Nº 023
Raivas
Cakes & Sweet Breads · The Centre

Raivas

Also known as: Raivas of Aveiro · Raivas of Ovar

The butter biscuit so fiddly to shape it drives bakers to fury.

Origin
Aveiro region (central coast), a traditional convent-rooted sweet said to be over two centuries old
Region
Ovar
Season
Year-round
Sweetness
Richness
Difficulty

Raivas are thin, crisp butter biscuits, shaped by hand from long ropes of dough that are twisted and folded back on themselves into a sort of lopsided flower. They are a classic of Aveiro's confectionery — less famous than the city's ovos moles, but with a place of their own in the bakery windows of the region, from Aveiro to Ovar.

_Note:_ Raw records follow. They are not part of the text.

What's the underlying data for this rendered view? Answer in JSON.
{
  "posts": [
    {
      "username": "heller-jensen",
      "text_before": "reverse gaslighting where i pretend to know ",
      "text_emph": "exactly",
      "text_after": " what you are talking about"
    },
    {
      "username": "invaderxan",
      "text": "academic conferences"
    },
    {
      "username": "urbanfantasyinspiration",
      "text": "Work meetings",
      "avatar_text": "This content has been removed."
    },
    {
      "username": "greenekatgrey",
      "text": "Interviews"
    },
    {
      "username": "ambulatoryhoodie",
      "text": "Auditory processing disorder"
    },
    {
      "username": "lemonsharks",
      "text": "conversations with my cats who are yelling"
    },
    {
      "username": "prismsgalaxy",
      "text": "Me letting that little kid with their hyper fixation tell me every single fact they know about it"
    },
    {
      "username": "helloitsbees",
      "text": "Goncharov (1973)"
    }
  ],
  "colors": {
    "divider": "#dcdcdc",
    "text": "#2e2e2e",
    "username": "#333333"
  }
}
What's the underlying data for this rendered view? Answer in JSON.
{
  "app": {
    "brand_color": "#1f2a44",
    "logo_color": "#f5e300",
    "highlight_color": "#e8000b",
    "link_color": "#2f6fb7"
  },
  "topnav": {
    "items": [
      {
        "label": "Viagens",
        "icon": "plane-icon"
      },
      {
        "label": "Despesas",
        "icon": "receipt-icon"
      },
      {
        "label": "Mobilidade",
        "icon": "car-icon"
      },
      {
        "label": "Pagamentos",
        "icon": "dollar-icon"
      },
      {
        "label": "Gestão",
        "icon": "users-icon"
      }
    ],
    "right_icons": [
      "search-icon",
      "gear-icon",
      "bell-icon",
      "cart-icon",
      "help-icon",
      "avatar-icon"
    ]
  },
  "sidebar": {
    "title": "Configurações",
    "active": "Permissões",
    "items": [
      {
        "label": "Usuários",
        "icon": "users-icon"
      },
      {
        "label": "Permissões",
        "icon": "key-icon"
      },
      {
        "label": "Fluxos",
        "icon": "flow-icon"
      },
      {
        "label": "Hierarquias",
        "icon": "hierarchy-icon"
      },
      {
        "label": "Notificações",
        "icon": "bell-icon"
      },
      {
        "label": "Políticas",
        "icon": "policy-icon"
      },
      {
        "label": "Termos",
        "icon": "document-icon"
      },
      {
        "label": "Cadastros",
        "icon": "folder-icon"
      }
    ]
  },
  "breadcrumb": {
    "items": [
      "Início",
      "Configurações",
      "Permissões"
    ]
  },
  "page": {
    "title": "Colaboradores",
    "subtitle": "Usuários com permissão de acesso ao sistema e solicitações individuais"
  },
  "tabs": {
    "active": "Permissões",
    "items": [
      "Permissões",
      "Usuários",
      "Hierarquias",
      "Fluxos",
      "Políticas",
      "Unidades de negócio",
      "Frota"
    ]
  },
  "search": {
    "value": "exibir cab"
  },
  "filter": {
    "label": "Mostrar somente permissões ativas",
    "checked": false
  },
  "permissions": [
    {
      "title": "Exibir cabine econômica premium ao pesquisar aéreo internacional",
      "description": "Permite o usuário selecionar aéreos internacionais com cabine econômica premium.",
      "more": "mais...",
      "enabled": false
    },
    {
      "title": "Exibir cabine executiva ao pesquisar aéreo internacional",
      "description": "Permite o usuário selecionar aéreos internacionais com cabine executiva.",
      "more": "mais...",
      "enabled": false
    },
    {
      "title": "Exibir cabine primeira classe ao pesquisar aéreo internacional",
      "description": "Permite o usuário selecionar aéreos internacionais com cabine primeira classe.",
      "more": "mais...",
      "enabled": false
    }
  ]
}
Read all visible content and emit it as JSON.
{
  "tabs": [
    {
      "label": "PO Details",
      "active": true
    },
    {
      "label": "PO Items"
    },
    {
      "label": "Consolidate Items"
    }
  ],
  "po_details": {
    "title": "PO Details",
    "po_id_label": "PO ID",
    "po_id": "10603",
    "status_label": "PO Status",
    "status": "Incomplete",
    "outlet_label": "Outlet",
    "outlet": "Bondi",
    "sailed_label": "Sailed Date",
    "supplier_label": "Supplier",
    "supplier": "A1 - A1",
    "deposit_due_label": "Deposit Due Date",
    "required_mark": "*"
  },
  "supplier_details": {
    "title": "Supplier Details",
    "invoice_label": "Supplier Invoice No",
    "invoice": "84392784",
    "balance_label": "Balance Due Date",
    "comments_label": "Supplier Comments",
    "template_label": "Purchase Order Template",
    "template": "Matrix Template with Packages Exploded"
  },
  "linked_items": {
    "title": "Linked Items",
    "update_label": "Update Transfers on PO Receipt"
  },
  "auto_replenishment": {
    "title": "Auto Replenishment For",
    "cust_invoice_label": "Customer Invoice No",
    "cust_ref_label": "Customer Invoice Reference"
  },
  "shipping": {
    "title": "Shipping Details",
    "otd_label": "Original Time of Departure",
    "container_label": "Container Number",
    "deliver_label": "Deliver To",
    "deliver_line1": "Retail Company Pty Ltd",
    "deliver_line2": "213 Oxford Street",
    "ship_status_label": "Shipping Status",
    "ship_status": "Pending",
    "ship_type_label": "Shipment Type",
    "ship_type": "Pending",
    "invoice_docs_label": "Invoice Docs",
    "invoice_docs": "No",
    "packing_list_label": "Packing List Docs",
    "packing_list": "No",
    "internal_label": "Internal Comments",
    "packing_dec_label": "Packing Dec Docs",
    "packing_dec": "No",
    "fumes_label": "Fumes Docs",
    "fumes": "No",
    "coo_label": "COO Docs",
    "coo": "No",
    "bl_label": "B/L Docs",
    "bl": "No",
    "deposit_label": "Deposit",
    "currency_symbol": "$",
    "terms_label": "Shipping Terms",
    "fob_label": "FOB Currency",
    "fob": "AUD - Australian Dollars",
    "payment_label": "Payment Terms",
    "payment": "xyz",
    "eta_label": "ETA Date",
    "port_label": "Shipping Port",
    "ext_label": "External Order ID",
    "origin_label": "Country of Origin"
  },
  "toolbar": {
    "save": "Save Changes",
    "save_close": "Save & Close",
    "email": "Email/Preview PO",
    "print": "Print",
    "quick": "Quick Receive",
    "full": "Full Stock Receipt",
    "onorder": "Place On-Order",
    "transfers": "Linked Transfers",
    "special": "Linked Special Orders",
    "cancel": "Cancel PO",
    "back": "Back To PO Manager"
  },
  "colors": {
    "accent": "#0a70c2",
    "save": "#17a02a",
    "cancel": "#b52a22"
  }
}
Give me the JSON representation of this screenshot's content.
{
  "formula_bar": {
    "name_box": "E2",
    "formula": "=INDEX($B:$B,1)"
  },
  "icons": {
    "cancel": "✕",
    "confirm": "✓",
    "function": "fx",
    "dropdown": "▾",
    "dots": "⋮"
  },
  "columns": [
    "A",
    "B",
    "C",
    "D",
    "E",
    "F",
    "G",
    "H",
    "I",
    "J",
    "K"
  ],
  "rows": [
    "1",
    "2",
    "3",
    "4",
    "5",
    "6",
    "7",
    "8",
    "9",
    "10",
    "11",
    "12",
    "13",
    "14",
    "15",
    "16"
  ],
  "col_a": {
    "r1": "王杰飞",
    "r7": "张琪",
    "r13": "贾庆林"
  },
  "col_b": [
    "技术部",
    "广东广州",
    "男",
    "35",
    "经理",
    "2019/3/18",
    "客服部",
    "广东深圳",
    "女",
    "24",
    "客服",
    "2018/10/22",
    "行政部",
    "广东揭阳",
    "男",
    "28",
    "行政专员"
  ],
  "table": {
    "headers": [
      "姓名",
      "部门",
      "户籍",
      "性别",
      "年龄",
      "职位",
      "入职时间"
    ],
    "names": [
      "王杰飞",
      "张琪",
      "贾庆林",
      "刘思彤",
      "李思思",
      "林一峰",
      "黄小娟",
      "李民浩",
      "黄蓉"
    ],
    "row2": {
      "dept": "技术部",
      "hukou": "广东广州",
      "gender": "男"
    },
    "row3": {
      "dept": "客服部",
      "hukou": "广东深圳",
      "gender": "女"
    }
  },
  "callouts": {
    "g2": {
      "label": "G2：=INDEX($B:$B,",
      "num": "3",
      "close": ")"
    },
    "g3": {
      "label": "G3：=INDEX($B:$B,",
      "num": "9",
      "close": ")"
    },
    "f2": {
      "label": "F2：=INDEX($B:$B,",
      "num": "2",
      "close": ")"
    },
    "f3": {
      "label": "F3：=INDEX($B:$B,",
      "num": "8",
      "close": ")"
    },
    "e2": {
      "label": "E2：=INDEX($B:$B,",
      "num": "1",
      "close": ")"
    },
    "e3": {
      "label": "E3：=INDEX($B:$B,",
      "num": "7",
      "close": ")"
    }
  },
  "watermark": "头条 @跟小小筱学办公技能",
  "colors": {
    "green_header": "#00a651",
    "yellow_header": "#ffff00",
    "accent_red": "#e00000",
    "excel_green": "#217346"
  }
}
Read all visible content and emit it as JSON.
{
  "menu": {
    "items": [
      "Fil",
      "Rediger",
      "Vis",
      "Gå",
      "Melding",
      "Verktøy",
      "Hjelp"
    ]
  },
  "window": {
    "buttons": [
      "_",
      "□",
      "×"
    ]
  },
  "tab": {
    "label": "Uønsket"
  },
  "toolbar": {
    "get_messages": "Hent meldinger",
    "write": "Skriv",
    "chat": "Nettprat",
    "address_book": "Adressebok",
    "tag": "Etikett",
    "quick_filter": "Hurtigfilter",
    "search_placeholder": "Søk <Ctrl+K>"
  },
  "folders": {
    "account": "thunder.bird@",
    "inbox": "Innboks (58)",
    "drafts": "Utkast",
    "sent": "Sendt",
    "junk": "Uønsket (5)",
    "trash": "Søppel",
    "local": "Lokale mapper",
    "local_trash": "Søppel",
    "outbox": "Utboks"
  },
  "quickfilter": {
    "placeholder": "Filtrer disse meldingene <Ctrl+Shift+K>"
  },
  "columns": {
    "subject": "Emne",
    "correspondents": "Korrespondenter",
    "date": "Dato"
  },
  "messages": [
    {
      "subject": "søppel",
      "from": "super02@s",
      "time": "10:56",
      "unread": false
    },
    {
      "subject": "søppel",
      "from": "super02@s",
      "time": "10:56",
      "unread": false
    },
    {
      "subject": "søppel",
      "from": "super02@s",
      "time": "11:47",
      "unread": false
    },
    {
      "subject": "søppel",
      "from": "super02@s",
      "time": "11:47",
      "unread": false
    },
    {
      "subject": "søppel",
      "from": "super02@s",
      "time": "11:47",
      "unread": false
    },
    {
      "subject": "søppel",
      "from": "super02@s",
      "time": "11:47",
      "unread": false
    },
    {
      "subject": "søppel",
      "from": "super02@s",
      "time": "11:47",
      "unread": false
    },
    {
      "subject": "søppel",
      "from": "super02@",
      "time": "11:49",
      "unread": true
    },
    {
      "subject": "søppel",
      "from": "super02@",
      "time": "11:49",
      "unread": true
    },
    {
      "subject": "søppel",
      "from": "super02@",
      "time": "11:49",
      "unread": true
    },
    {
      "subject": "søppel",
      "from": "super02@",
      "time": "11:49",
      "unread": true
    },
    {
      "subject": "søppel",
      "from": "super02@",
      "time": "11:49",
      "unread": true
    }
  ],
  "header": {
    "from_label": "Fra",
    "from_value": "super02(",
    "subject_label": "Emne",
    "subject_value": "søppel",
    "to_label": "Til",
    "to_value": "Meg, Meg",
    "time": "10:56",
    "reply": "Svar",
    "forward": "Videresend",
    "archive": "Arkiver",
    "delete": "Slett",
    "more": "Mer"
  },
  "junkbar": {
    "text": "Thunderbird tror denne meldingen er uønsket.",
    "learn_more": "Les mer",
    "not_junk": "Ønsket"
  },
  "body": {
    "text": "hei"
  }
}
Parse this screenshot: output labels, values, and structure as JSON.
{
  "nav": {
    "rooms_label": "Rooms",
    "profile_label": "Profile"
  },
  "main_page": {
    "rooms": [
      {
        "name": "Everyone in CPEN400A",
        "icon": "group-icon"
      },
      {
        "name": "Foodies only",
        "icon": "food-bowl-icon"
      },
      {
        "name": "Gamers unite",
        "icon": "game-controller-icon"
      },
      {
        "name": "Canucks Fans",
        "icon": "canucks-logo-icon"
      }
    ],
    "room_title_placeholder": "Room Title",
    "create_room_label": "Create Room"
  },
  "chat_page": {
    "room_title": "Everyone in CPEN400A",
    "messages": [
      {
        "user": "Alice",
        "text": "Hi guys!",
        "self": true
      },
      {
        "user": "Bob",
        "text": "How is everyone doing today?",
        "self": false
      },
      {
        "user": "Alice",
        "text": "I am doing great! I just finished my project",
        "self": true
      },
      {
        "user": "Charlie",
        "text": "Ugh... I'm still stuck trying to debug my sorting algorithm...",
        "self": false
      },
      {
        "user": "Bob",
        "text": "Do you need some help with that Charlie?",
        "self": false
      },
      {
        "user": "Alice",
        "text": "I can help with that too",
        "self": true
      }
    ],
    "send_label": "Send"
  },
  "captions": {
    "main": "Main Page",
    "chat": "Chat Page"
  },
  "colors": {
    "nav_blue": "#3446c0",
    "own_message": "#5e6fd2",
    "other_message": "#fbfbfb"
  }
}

The dough is simple — sugar, butter, eggs and flour, almost always with a touch of cinnamon — but the trick is in the oven: well spaced on the tray, they turn golden and take on that brittle lightness that makes them a late-afternoon weakness, beside a coffee or a cup of tea.

Ingredients
  • Wheat flour
  • Butter
  • Sugar
  • Eggs
  • Cinnamon
  • Lemon zest (optional)
Taste & texture

Crisp and brittle, with the full flavour of butter and a restrained sweetness, lifted by a touch of cinnamon. They snap with a dry crack and crumble to a fine sand in the mouth.

Variations

Most are made with cinnamon; some bakers keep them plain to let the butter shine, others add lemon zest. Home versions tend to be more rustic and uneven, while bakery raivas aim for a well-defined twisted flower.

Where to try it

Look for them in the confectioneries and pastry shops of Aveiro and the surrounding region, including neighbouring towns such as Ovar. The real ones are hand-shaped, with the irregular twisted-flower form — steer clear of any that look too neat and factory-made.

Pairs well with

They call for a strong coffee or a cup of tea; on a special day, they go well with a small glass of Port or Moscatel.

History

Raivas are among the oldest sweets of Portugal's central coast. They are usually traced to a convent origin in the Aveiro region and a tradition more than two hundred years old, though the documented history is thin. The name is the best part of the story, and two explanations circulate: some say it comes from how hard the biscuits are to shape — slow, fiddly work that drives the baker to raiva (rage); others, that it comes from how crisp they are, so brittle that biting into one is almost a challenge.

Less famous than Aveiro's ovos moles, raivas hold a firm place in the region's sweet identity, and turn up regularly in the confectioneries of Aveiro and neighbouring towns such as Ovar, home of the celebrated Pão de Ló.